Why in News?
An anti-terrorism court in Pakistan has sentenced a hard line Islamist cleric Hafiz Mohammad Saeed to 11 years in jail for financing terrorist operations.
How this conviction is viewed?
- Hafiz Saeed, the alleged mastermind of the 2008 Mumbai attacks, was tried to be protected by the Pakistani government for years.
- Along with Saeed, his close aide Malik Zafar Iqbal has been sentenced to 5½ years by an anti-terrorism court.
- This conviction vindicated India’s years-long position that Saeed had been using his organisations to finance terrorist activities.
- While the conviction is a welcome step, Pakistan has to do more if it wants the international community to take its self-declared resolve to fight terror seriously.
Why should Pakistan do more?
- This is because Pakistan’s actions in the past against terrorist outfits have hardly been convincing.
- It started cracking down on Saeed’s groups in 2018 only after it was threatened to be put on the “grey list” of the FATF.
- [FATF (Financial Action Task Force) - An inter-governmental body fighting money laundering and terror financing].
- The Pakistan government endorsed the UN ban on these organisations in February 2018, just a few days ahead of an FATF meeting.
- Despite these actions, Pakistan was placed on the grey list.
Why the timing of the conviction matters?
- Unsurprisingly, the conviction of Saeed and Iqbal comes a few days ahead of another crucial FATF meeting.
- In the October 2019 meeting, FATF warned Pakistan to take measures for the complete elimination of terror financing and money laundering.
- If the FATF is not satisfied with Pakistan’s actions, the country faces the risk of being downgraded to the “black list”.
- This downgrading could bring tough sanctions on its financial system and it is evidently under international pressure.
- So, the question is whether Pakistan’s actions are half-hearted steps aimed at avoiding the wrath of the international community or part of a genuine drive against terror.
How did Pakistan protect Saeed?
- Pakistan had avoided taking action against him and his groups for years.
- Saeed was put under house arrest several times, only to be released once the international attention turned away.
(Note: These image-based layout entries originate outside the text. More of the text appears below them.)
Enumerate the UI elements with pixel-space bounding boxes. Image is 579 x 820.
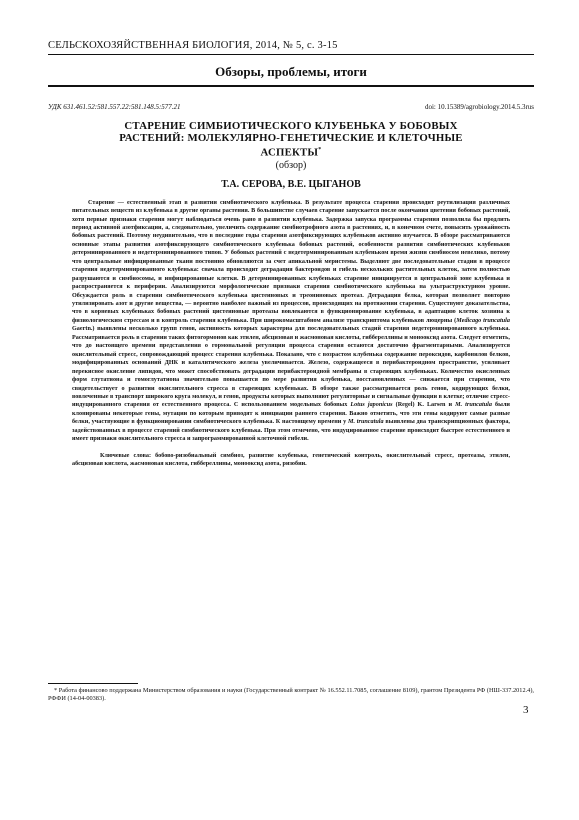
title-line	[48, 144, 534, 159]
article-meta	[48, 103, 534, 111]
footnote: * Работа финансово поддержана Министерством образования и науки (Государственный контракт № 16.552.11.7085, соглашение 8109), грантом Президента РФ (НШ-337.2012.4), РФФИ (14-04-00383).	[48, 687, 534, 702]
article-authors: Т.А. СЕРОВА, В.Е. ЦЫГАНОВ	[221, 178, 361, 190]
abstract-text: выявлены два транскрипционных фактора, задействованных в процессе старений симбиотического клубенька. При этом отмечено, что индуцированное старение происходит быстрее естественного и имеет признаки окислительного стресса и запрограммированной клеточной гибели.	[72, 419, 510, 443]
title-line: РАСТЕНИЙ: МОЛЕКУЛЯРНО-ГЕНЕТИЧЕСКИЕ И КЛЕТОЧНЫЕ	[119, 132, 463, 144]
article-page	[48, 40, 534, 469]
species-name: Lotus japonicus	[350, 402, 393, 409]
species-name: M. truncatula	[347, 419, 384, 426]
page-number: 3	[523, 704, 529, 716]
section-heading: Обзоры, проблемы, итоги	[48, 64, 534, 87]
abstract	[72, 199, 510, 444]
doi-link[interactable]: doi: 10.15389/agrobiology.2014.5.3rus	[424, 103, 534, 111]
abstract-text: Gaertn.) выявлены несколько групп генов, активность которых характерна для последовательных стадий старения недетерминированного клубенька. Рассматривается роль в старении таких фитогормонов как этилен, абсцизовая и жасмоновая кислоты, гиббереллины и монооксид азота. Следует отметить, что до настоящего времени представления о гормональной регуляции процесса старения остаются достаточно фрагментарными. Анализируется окислительный стресс, сопровождающий процесс старения клубенька. Показано, что с возрастом клубенька содержание пероксидов, карбонилов белков, модифицированных оснований ДНК и каталитического железа увеличивается. Железо, содержащееся в перибактероидном пространстве, усиливает перекисное окисление липидов, что может способствовать деградации перибактероидной мембраны в стареющих клубеньках. Количество окисленных форм глутатиона и гомоглутатиона значительно повышается по мере развития клубенька, восстановленных — снижается при старении, что свидетельствует о развитии окислительного стресса в стареющих клубеньках. В обзоре также рассматривается роль генов, кодирующих белки, вовлеченные в транспорт широкого круга молекул, и генов, продукты которых выполняют регуляторные и сигнальные функции в клетке; отличие стресс-индуцированного старения от естественного процесса. С использованием модельных бобовых	[72, 326, 510, 409]
udk-code: УДК 631.461.52:581.557.22:581.148.5:577.21	[48, 103, 181, 111]
species-name: Medicago truncatula	[456, 317, 510, 324]
abstract-text: (Regel) K. Larsen и	[392, 402, 456, 409]
footnote-divider	[48, 683, 138, 684]
title-text: АСПЕКТЫ	[260, 146, 319, 159]
article-type: (обзор)	[275, 159, 307, 171]
species-name: M. truncatula	[455, 402, 492, 409]
abstract-text: Старение — естественный этап в развитии симбиотического клубенька. В результате процесса старения происходит реутилизация различных питательных веществ из клубенька в другие органы растения. В большинстве случаев старение запускается после окончания цветения бобовых растений, хотя первые признаки старения могут наблюдаться очень рано в развитии клубенька. Задержка запуска программы старения позволила бы продлить период активной азотфиксации, а, следовательно, увеличить содержание симбиотрофного азота в растениях, и, в конечном счете, повысить урожайность бобовых растений. Поэтому неудивительно, что в последние годы старения азотфиксирующих клубеньков активно изучается. В обзоре рассматриваются основные этапы развития азотфиксирующего симбиотического клубенька бобовых растений, особенности развития симбиотических клубеньков детерминированного и недетерминированного типов. У бобовых растений с недетерминированным клубеньком время жизни симбиосом невелико, потому что центральные инфицированные ткани постоянно обновляются за счет апикальной меристемы. Выделяют две последовательные стадии в процессе старения недетерминированного клубенька: сначала происходит деградация бактероидов и гибель нескольких растительных клеток, затем полностью разрушаются и симбиосомы, и инфицированные клетки. В детерминированных клубеньках старение инициируется в центральной зоне клубенька и распространяется к периферии. Анализируются морфологические признаки старения симбиотического клубенька на ультраструктурном уровне. Обсуждается роль в старении симбиотического клубенька цистеиновых и треониновых протеаз. Деградация белка, которая позволяет повторно утилизировать азот и другие вещества, — вероятно наиболее важный из процессов, происходящих на протяжении старения. Существуют доказательства, что в корневых клубеньках бобовых растений цистеиновые протеазы вовлекаются в функционирование клубенька, в адаптацию клеток хозяина к физиологическим стрессам и в контроль старения клубенька. При широкомасштабном анализе транскриптома клубеньков люцерны (	[72, 199, 510, 324]
footnote-marker[interactable]: *	[318, 147, 322, 153]
keywords: Ключевые слова: бобово-ризобиальный симбиоз, развитие клубенька, генетический контроль, окислительный стресс, протеазы, этилен, абсцизовая кислота, жасмоновая кислота, гиббереллины, монооксид азота, ризобии.	[72, 452, 510, 468]
title-line: СТАРЕНИЕ СИМБИОТИЧЕСКОГО КЛУБЕНЬКА У БОБОВЫХ	[124, 120, 458, 132]
journal-header: СЕЛЬСКОХОЗЯЙСТВЕННАЯ БИОЛОГИЯ, 2014, № 5, с. 3-15	[48, 40, 534, 55]
abstract-text: были клонированы некоторые гены, мутации по которым приводят к инициации раннего старения. Важно отметить, что эти гены кодируют самые разные белки, участвующие в функционировании симбиотического клубенька. К настоящему времени у	[72, 402, 510, 426]
article-title	[48, 120, 534, 159]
- The fundamental problem is Pakistan’s policy of exporting terrorism to its neighbours for geopolitical leverage.
What could Pakistan do?
- Historically, Pakistan has adopted a dual policy towards terrorism,
- Fight it at home but
- Export it through proxies to its neighbours.
- It could change this policy and join the regional drive against terrorism.
- Doing so would protect the peace and stability of the region.
- The international community shouldn’t let up its pressure on Pakistan.
- Pakistan could be asked to take legal action against terror financing and also hard measures against terror groups and infrastructure.
Source: The Hindu
Quick Fact
Financial Action Task Force (FATF)
- FATF was set up in 1989 by the western G7 countries, with headquarters in Paris.
- It acts as an ‘international watchdog’ on issues of money-laundering and financing of terrorism.
- It has 37 members that include all 5 permanent members of the Security Council, and other countries with economic influence.
- Two regional organisations, the Gulf Cooperation Council (GCC) and the European Commission (EC) are also its members.
- India became a full member in 2010.